SHARKY is part of the SIZEY family. What does the new SIZEY line consist of and how does it embrace the brand philosophy?

Just like Premiata, the SIZEY family is about discovering new territories – and this means often the re-discovery of something that comes from the past and that has been forgotten, since we find our self in a baroque and mannerist moment of history, where it is the re-inventing of the past that creates newness (we could also talk about creative re-customization of the past which has re-emerged).

The philosophy of the SIZEY project is the same as Premiata. We are developing and constantly perfecting a product that is ideally able to gain iconic status, a product that has a pretty defined DNA and a high recognisability, but at the same time is able to renew itself and adapt itself to style and historical changes, without losing its “character”.

If I could draw a parallel with the automotive industry, I would say that I strive to create the Volkswagen Golf of the shoe wear – its capability to absorb the inputs coming from the context and to constantly perfect its “formula” without losing its DNA.

After the success of the SHARKY, we are about to launch a new retro-style: the DRAKE model which features a box sole with a visible air cushioning unit at the heel and a very special upper.


Who are your top customers?

Premiata is distributed at the moment in the most important department stores worldwide. I give you just three examples. In Germany we are available at KaDeWe in Berlin, which is like the German Harrods; In Italy, we are at La Rinascente and in Russia, we are both in GUM and TSUM.
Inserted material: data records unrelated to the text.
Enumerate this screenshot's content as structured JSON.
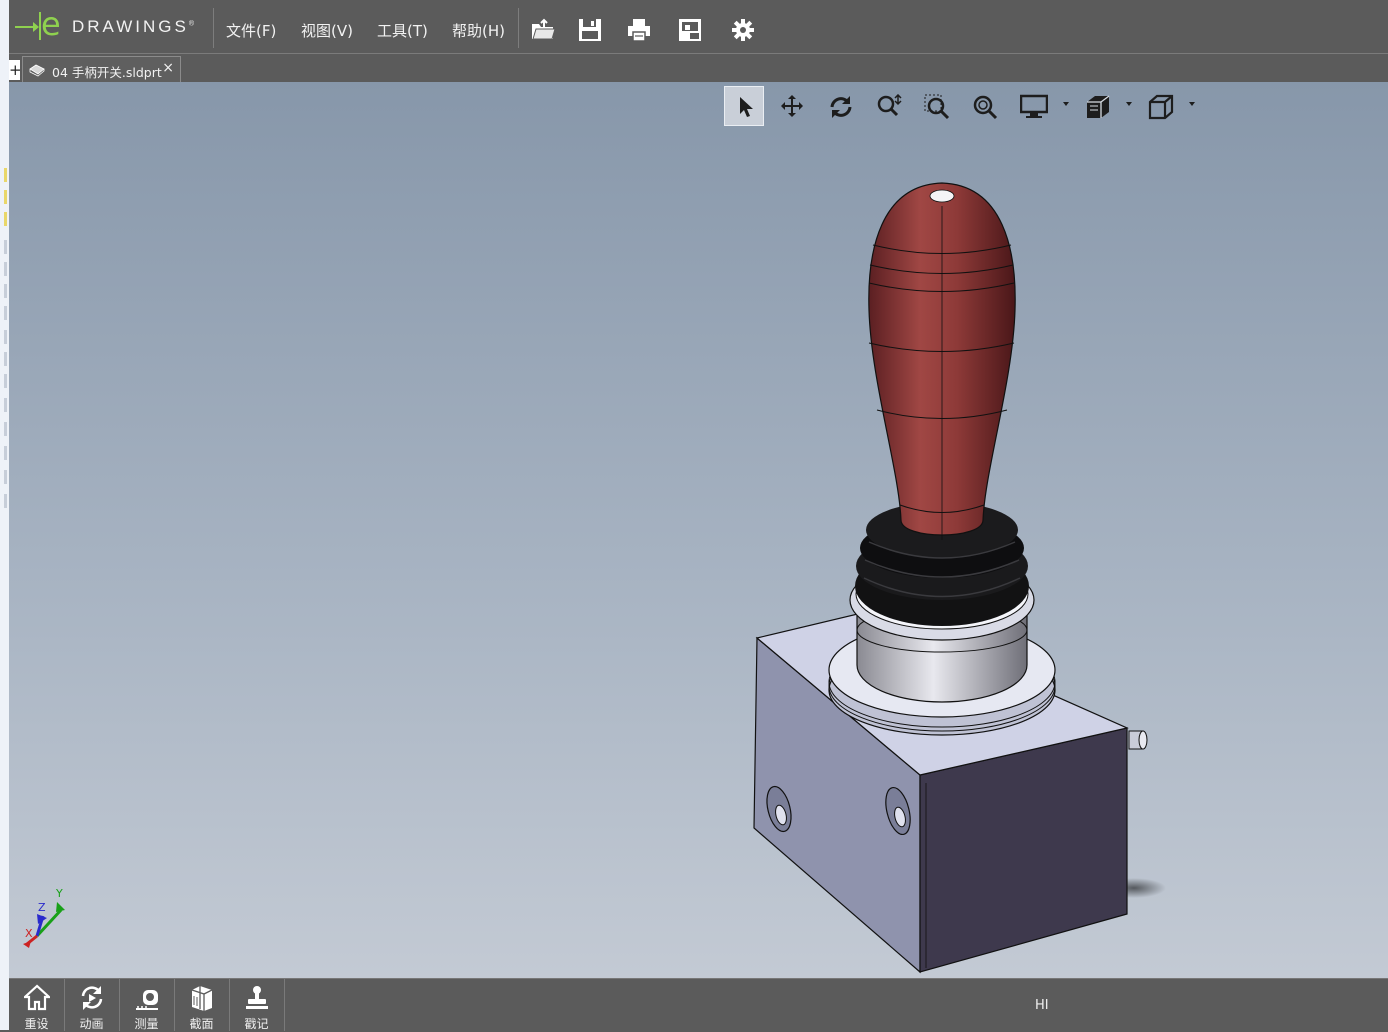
{
  "app": {
    "logo_text": "DRAWINGS",
    "logo_letter": "e"
  },
  "menu": [
    {
      "label": "文件(F)"
    },
    {
      "label": "视图(V)"
    },
    {
      "label": "工具(T)"
    },
    {
      "label": "帮助(H)"
    }
  ],
  "menubar_icons": [
    "open-folder-icon",
    "save-icon",
    "print-icon",
    "sheet-format-icon",
    "settings-gear-icon"
  ],
  "tabs": {
    "add_label": "+",
    "items": [
      {
        "label": "04 手柄开关.sldprt",
        "close": "×"
      }
    ]
  },
  "view_toolbar": [
    "select-arrow-icon",
    "pan-icon",
    "rotate-icon",
    "zoom-in-out-icon",
    "zoom-to-area-icon",
    "zoom-to-fit-icon",
    "display-style-icon",
    "view-orientation-icon",
    "standard-views-icon"
  ],
  "triad": {
    "x": "X",
    "y": "Y",
    "z": "Z"
  },
  "bottom_toolbar": [
    {
      "label": "重设",
      "icon": "home-icon"
    },
    {
      "label": "动画",
      "icon": "animate-icon"
    },
    {
      "label": "测量",
      "icon": "measure-icon"
    },
    {
      "label": "截面",
      "icon": "section-icon"
    },
    {
      "label": "戳记",
      "icon": "stamp-icon"
    }
  ],
  "status_text": "HI",
  "colors": {
    "chrome": "#5b5b5b",
    "accent": "#8fd14f",
    "handle": "#8e3a38",
    "box": "#cfd2e6",
    "boot": "#0f0f10"
  }
}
And when it comes to celebrities, for example in Italy we have the great actor Pierfrancesco Favino, who is a big fan of our creations, and Jovanotti, maybe the most relevant musician of his generation.

In Germany the actor Devid Striesow wears Premiata and Daniel Bruhl was spotted with our shoes.


As always, our last question… According to you, what is really FUCKING YOUNG!?

Maybe it could sound like a tautology, but it is the youth that is definitely Fucking Young!! To me Fucking Young is like an ode to youth, to the youth (sub)-cultures, their lust for life, their cravings, their “the world is mine” attitude.